The Price Revolution

              The Great Famine of 1315 to 1317 and the Bubonic Plague of 1346 to 1353 had a devastating effect on the population of Europe.  The plague is estimated to have killed between 75 and 200 million people, or between 30 and 60 percent of the European population. During the 1400s and 1500s, the population slowly recovered, and increased demand for food. Urbanization increased in the 1500s and this placed pressure on the price of commodities.  Evidence from Earl Hamilton showed that the prices of agricultural goods increased faster than the prices of non-agricultural goods during the 1500s making it likely that population growth was a contributing factor to the Price Revolution. But were increases in population the sole cause?

              The Price Revolution was a sustained increase in prices that lasted over a century, and it seems unlikely that population growth alone could have produced this inflation.  After all, as Milton Friedman famously said, “Inflation is always and everywhere a monetary phenomenon.” During the 1400s gold and silver were scarce in Europe, and prices were stable. Europeans began searching for gold and silver and discovered new mines in central Europe.  European output of silver doubled between 1470 and 1520, and when the mine at Joachimsthal was found in 1516, silver output increased even more.

              One of the causes of European exploration of Asia and the discovery of America was a search for gold and silver.  The Portuguese went around the continent of Africa to reach Asia, and Christopher Columbus thought he could cross the Atlantic Ocean and reach China.  A terrestrial globe, created by Martin Behaim in 1492 still exists, and shows an ocean lying between Europe and China with nothing in between. So people thought they could cross the ocean to China, but they didn’t know how long it would take. Columbus discovered the globe was incorrect when he discovered America.  Europeans took what gold they could from the Aztecs when they conquered them in 1521, but the greatest discoveries came from the silver mines in Zacatecas, Guanajuato and Taxco in Mexico, and the Potosí mine in Bolivia.

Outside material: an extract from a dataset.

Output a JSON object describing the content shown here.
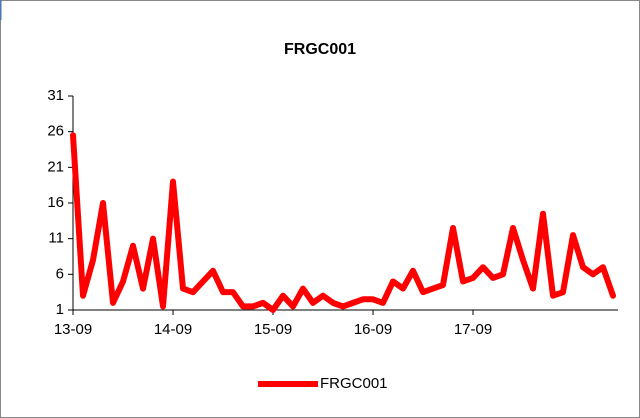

              Europe succeeded in finding new gold and silver, and silver production increased dramatically. Silver production increased, rising from 7 million ounces per annum between 1493 and 1600 to 13 million ounces in the 1600s, 18 million ounces in the 1700s, and 51 million ounces in the 1800s.  60% of global sliver production came from South America (Bolivia and Peru) in the 1500s and 62% in the 1600s.  After 1700, however, North America produced the largest share of silver, producing 57% in the 1700s and 62% in the 1800s. Mexico was the primary producer in the world between 1700 and 1850.  Then the Comstock Lode was discovered, and production was split equally between the United States and Mexico. South America’s portion fell to 33% in the 1700s and 20% in the 1800s.

The Riches of Potosí

              Silver was discovered in Potosí in 1545.  It is one of the highest cities in the world at 4,090 meters (13,420 feet).  At its height in the 1500s, the city included 200,000 people, making it one of the largest cities on the earth. The patio process, which used mercury amalgamation to extract silver from low grade ores was introduced in the late 1500s, and as can be seen in Figure 2, this dramatically increased production.  Silver production gradually declined, but at its height, the majority of silver produced each year came from Potosí.  Some of the silver went to Spain, but large shipments of silver also went to Acapulco where it joined the Spanish galleons headed for China to pay for goods that were exported to Europe.


Figure 2.  Silver production at Potosi, 1549 to 1735

              The silver from Peru and Mexico flowed to Spain which used it to pay for the goods they imported from the rest of Europe.  Figure 3 illustrates consumer prices in France, Germany, the United Kingdom, and the Netherlands between 1500 and 1700.  Inflation was similar in these countries between 1500 and 1600.  Some monarchs added to the inflation by debasing the currency.  King Henry VIII treated the English currency even worse than he treated his wives.  He paid for his lavish style of living and foreign wars by reducing the silver in the currency from 92.5% in 1544 to 25% in 1551. King Henry VIII left it to his successor to restore the currency to its unadulterated form.